Jacques Laurent - Roman du roman.

“The grass was greener

The light was brighter
The taste was sweeter
The nights of wonder
With friends surrounded
The dawn mist glowing
The water flowing
The endless river”

David Gilmour/Polly Samson - High hopes.

 
Voilà que ma pensée s’enfuit vers l’univers familier de mon enfance, repart vers ces jours où le monde paraissait si simple. 

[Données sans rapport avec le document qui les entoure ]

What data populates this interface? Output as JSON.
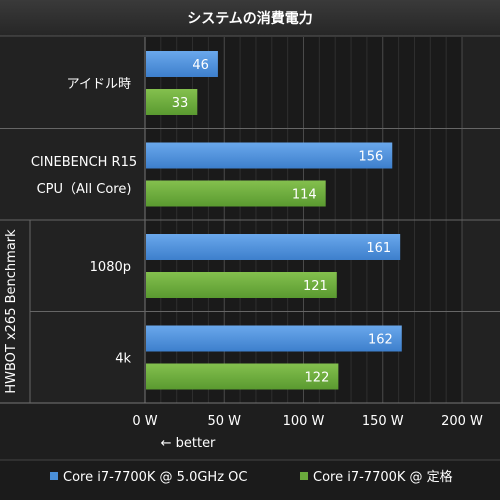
{
  "chart_data": {
    "type": "bar",
    "orientation": "horizontal",
    "title": "システムの消費電力",
    "xlim": [
      0,
      200
    ],
    "xticks": [
      "0 W",
      "50 W",
      "100 W",
      "150 W",
      "200 W"
    ],
    "xtick_values": [
      0,
      50,
      100,
      150,
      200
    ],
    "axis_note": "← better",
    "grid": true,
    "legend_position": "bottom",
    "groups": [
      {
        "categories": [
          {
            "label_lines": [
              "アイドル時"
            ],
            "values": [
              46,
              33
            ]
          }
        ]
      },
      {
        "categories": [
          {
            "label_lines": [
              "CINEBENCH R15",
              "CPU（All Core)"
            ],
            "values": [
              156,
              114
            ]
          }
        ]
      },
      {
        "group_label": "HWBOT x265 Benchmark",
        "categories": [
          {
            "label_lines": [
              "1080p"
            ],
            "values": [
              161,
              121
            ]
          },
          {
            "label_lines": [
              "4k"
            ],
            "values": [
              162,
              122
            ]
          }
        ]
      }
    ],
    "series": [
      {
        "name": "Core i7-7700K @ 5.0GHz OC",
        "color": "#4a8fd8"
      },
      {
        "name": "Core i7-7700K @ 定格",
        "color": "#6aaa3c"
      }
    ]
  }
}
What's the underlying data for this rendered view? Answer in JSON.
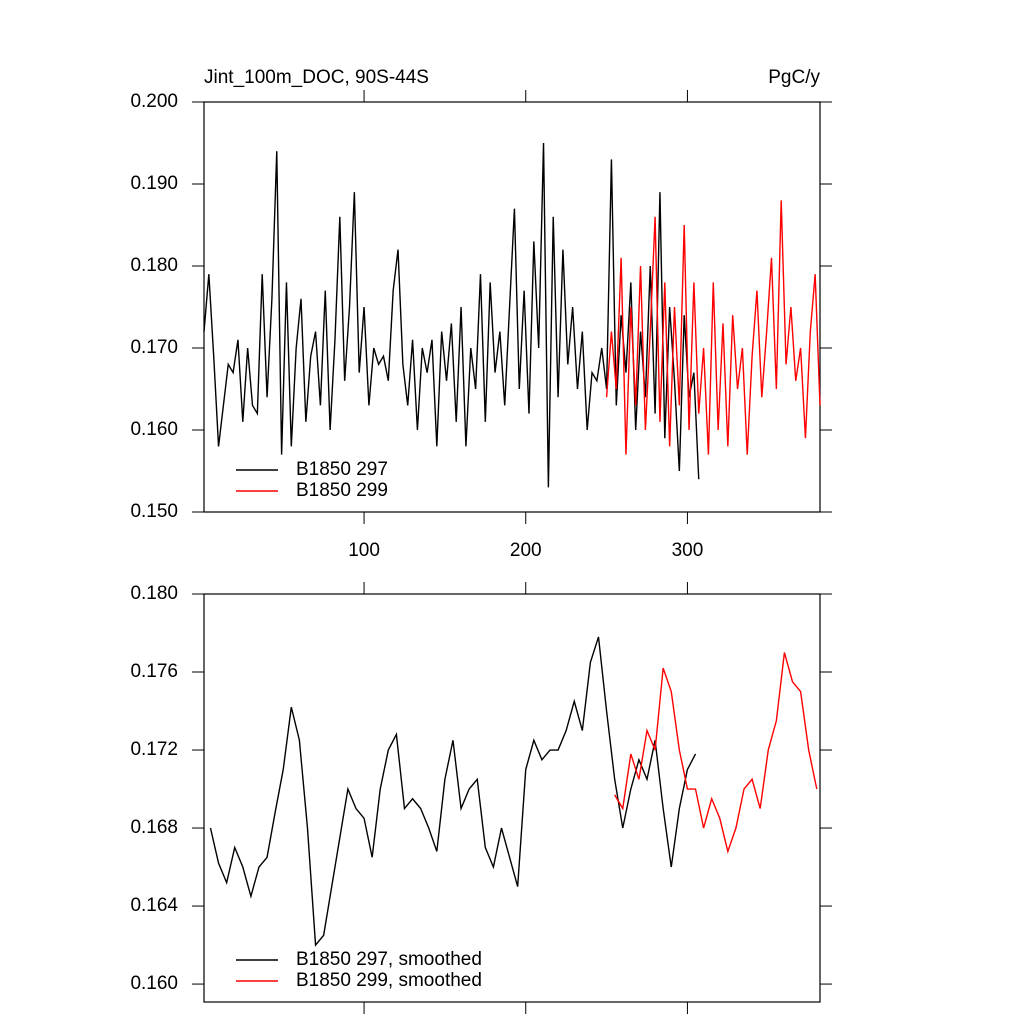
{
  "chart_data": [
    {
      "type": "line",
      "title": "Jint_100m_DOC, 90S-44S",
      "units": "PgC/y",
      "xlim": [
        1,
        382
      ],
      "xticks": [
        100,
        200,
        300
      ],
      "ylim": [
        0.15,
        0.2
      ],
      "yticks": [
        {
          "value": 0.15,
          "label": "0.150"
        },
        {
          "value": 0.16,
          "label": "0.160"
        },
        {
          "value": 0.17,
          "label": "0.170"
        },
        {
          "value": 0.18,
          "label": "0.180"
        },
        {
          "value": 0.19,
          "label": "0.190"
        },
        {
          "value": 0.2,
          "label": "0.200"
        }
      ],
      "legend": "lower left",
      "series": [
        {
          "name": "B1850 297",
          "color": "#000000",
          "x": [
            1,
            4,
            7,
            10,
            13,
            16,
            19,
            22,
            25,
            28,
            31,
            34,
            37,
            40,
            43,
            46,
            49,
            52,
            55,
            58,
            61,
            64,
            67,
            70,
            73,
            76,
            79,
            82,
            85,
            88,
            91,
            94,
            97,
            100,
            103,
            106,
            109,
            112,
            115,
            118,
            121,
            124,
            127,
            130,
            133,
            136,
            139,
            142,
            145,
            148,
            151,
            154,
            157,
            160,
            163,
            166,
            169,
            172,
            175,
            178,
            181,
            184,
            187,
            190,
            193,
            196,
            199,
            202,
            205,
            208,
            211,
            214,
            217,
            220,
            223,
            226,
            229,
            232,
            235,
            238,
            241,
            244,
            247,
            250,
            253,
            256,
            259,
            262,
            265,
            268,
            271,
            274,
            277,
            280,
            283,
            286,
            289,
            292,
            295,
            298,
            301,
            304,
            307
          ],
          "values": [
            0.172,
            0.179,
            0.169,
            0.158,
            0.163,
            0.168,
            0.167,
            0.171,
            0.161,
            0.17,
            0.163,
            0.162,
            0.179,
            0.164,
            0.176,
            0.194,
            0.157,
            0.178,
            0.158,
            0.17,
            0.176,
            0.161,
            0.169,
            0.172,
            0.163,
            0.177,
            0.16,
            0.171,
            0.186,
            0.166,
            0.175,
            0.189,
            0.167,
            0.175,
            0.163,
            0.17,
            0.168,
            0.169,
            0.166,
            0.177,
            0.182,
            0.168,
            0.163,
            0.171,
            0.16,
            0.17,
            0.167,
            0.171,
            0.158,
            0.172,
            0.166,
            0.173,
            0.161,
            0.175,
            0.158,
            0.17,
            0.165,
            0.179,
            0.161,
            0.178,
            0.167,
            0.172,
            0.163,
            0.175,
            0.187,
            0.165,
            0.177,
            0.162,
            0.183,
            0.17,
            0.195,
            0.153,
            0.186,
            0.164,
            0.182,
            0.168,
            0.175,
            0.165,
            0.172,
            0.16,
            0.167,
            0.166,
            0.17,
            0.165,
            0.193,
            0.163,
            0.174,
            0.167,
            0.178,
            0.16,
            0.172,
            0.164,
            0.18,
            0.162,
            0.189,
            0.159,
            0.175,
            0.166,
            0.155,
            0.174,
            0.164,
            0.167,
            0.154
          ]
        },
        {
          "name": "B1850 299",
          "color": "#ff0000",
          "x": [
            250,
            253,
            256,
            259,
            262,
            265,
            268,
            271,
            274,
            277,
            280,
            283,
            286,
            289,
            292,
            295,
            298,
            301,
            304,
            307,
            310,
            313,
            316,
            319,
            322,
            325,
            328,
            331,
            334,
            337,
            340,
            343,
            346,
            349,
            352,
            355,
            358,
            361,
            364,
            367,
            370,
            373,
            376,
            379,
            382
          ],
          "values": [
            0.164,
            0.172,
            0.165,
            0.181,
            0.157,
            0.175,
            0.163,
            0.18,
            0.16,
            0.172,
            0.186,
            0.161,
            0.178,
            0.158,
            0.175,
            0.163,
            0.185,
            0.16,
            0.178,
            0.162,
            0.17,
            0.157,
            0.178,
            0.16,
            0.173,
            0.158,
            0.174,
            0.165,
            0.17,
            0.157,
            0.169,
            0.177,
            0.164,
            0.172,
            0.181,
            0.165,
            0.188,
            0.168,
            0.175,
            0.166,
            0.17,
            0.159,
            0.172,
            0.179,
            0.163
          ]
        }
      ]
    },
    {
      "type": "line",
      "xlim": [
        1,
        382
      ],
      "xticks": [
        100,
        200,
        300
      ],
      "ylim": [
        0.15908,
        0.18
      ],
      "yticks": [
        {
          "value": 0.16,
          "label": "0.160"
        },
        0.164,
        0.168,
        0.172,
        0.176,
        {
          "value": 0.18,
          "label": "0.180"
        }
      ],
      "legend": "lower left",
      "series": [
        {
          "name": "B1850 297, smoothed",
          "color": "#000000",
          "x": [
            5,
            10,
            15,
            20,
            25,
            30,
            35,
            40,
            45,
            50,
            55,
            60,
            65,
            70,
            75,
            80,
            85,
            90,
            95,
            100,
            105,
            110,
            115,
            120,
            125,
            130,
            135,
            140,
            145,
            150,
            155,
            160,
            165,
            170,
            175,
            180,
            185,
            190,
            195,
            200,
            205,
            210,
            215,
            220,
            225,
            230,
            235,
            240,
            245,
            250,
            255,
            260,
            265,
            270,
            275,
            280,
            285,
            290,
            295,
            300,
            305
          ],
          "values": [
            0.168,
            0.1662,
            0.1652,
            0.167,
            0.166,
            0.1645,
            0.166,
            0.1665,
            0.1688,
            0.171,
            0.1742,
            0.1725,
            0.168,
            0.162,
            0.1625,
            0.165,
            0.1675,
            0.17,
            0.169,
            0.1685,
            0.1665,
            0.17,
            0.172,
            0.1728,
            0.169,
            0.1695,
            0.169,
            0.168,
            0.1668,
            0.1705,
            0.1725,
            0.169,
            0.17,
            0.1705,
            0.167,
            0.166,
            0.168,
            0.1665,
            0.165,
            0.171,
            0.1725,
            0.1715,
            0.172,
            0.172,
            0.173,
            0.1745,
            0.173,
            0.1765,
            0.1778,
            0.174,
            0.1705,
            0.168,
            0.17,
            0.1715,
            0.1705,
            0.1725,
            0.169,
            0.166,
            0.169,
            0.171,
            0.1718
          ]
        },
        {
          "name": "B1850 299, smoothed",
          "color": "#ff0000",
          "x": [
            255,
            260,
            265,
            270,
            275,
            280,
            285,
            290,
            295,
            300,
            305,
            310,
            315,
            320,
            325,
            330,
            335,
            340,
            345,
            350,
            355,
            360,
            365,
            370,
            375,
            380
          ],
          "values": [
            0.1697,
            0.169,
            0.1718,
            0.1705,
            0.173,
            0.172,
            0.1762,
            0.175,
            0.172,
            0.17,
            0.17,
            0.168,
            0.1695,
            0.1685,
            0.1668,
            0.168,
            0.17,
            0.1705,
            0.169,
            0.172,
            0.1735,
            0.177,
            0.1755,
            0.175,
            0.172,
            0.17
          ]
        }
      ]
    }
  ]
}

Où sont les passe-temps d’alors ? Dans quel grenier, dans quelle malle dorment les jouets disparus ? Où sont les trains électriques, les livres de coloriage ? Où sont les arbres où il faisait si bon grimper ? Vieillir la jeunesse au cœur, voilà peut-être la main gagnante au jeu de la vie.
Aucune richesse n’a pu remplacer les jouets que je prêtais à un ami, et en ouvrant mon agenda j’aimerais trouver cet emploi du temps :  “Regarder voguer mon bateau à voiles dans le bassin du jardin public”. Après tout, ce n’est pas si compliqué, il suffit d’avoir le courage de se laisser emporter chaque jour par le tapis volant du souvenir. Il suffit de jouer à cache-cache avec la peur du temps qui court, et vivre chaque journée plutôt que compter chaque année.
Qu’importe la réalité ? Essayez de me rattraper si vous le pouvez : je repars là-bas.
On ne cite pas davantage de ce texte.